Additionally, the Brexit stalemate on the Northern Ireland protocol could limit the pound’s upside. I would also suggest that the technical are issuing a warning that a big reversal could take place at any time.
Huge amount of negative MACD price divergence have start to form across the lower time frames. This negative MACD price divergence has been present since at least the 1.3400 to 1.3600 price rally.
Looking at sentiment data and how traders feel about sterling, the ActivTrader Market Sentiment tool shows that traders are currently very bearish towards sterling, despite the rally towards the 1.3600 level.
The current reading shows that sentiment is at 69 percent bearish at present. For me, buying sterling is still very risky, and it is probably best to stay side-lined, despite the negative bias.
In reality, strength or weakness around the 1.3600 price level and the latest move in the US dollar index after the mentioned news developments are going to be key going forward.
GBPUSD Short-term Technical Analysis
Looking at the four-hour time frame, technical analysis shows that huge amount of negative MACD price divergence have start to form across the lower time frames.
This negative MACD price divergence has been present since at least the 1.3400 to 1.3600 price rally.
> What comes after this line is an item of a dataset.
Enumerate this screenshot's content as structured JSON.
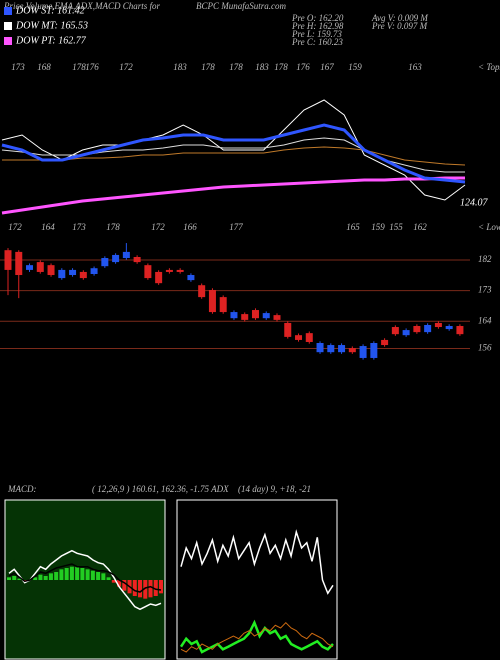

It is also possible that a sell-off towards the 1.3350 region could start to take place.
GBPUSD Medium-term Technical Analysis
According to the daily time frame, the GBPUSD pair has formed a huge head and shoulders pattern that has yet to play out to the downside. The overall bearish target is still the 1.2800 level.
The GBPUSD pair could test towards neckline resistance, around the 1.3650 area one final time before we see it finally rollover. Much above 1.3650 and the GBPUSD pair could surge.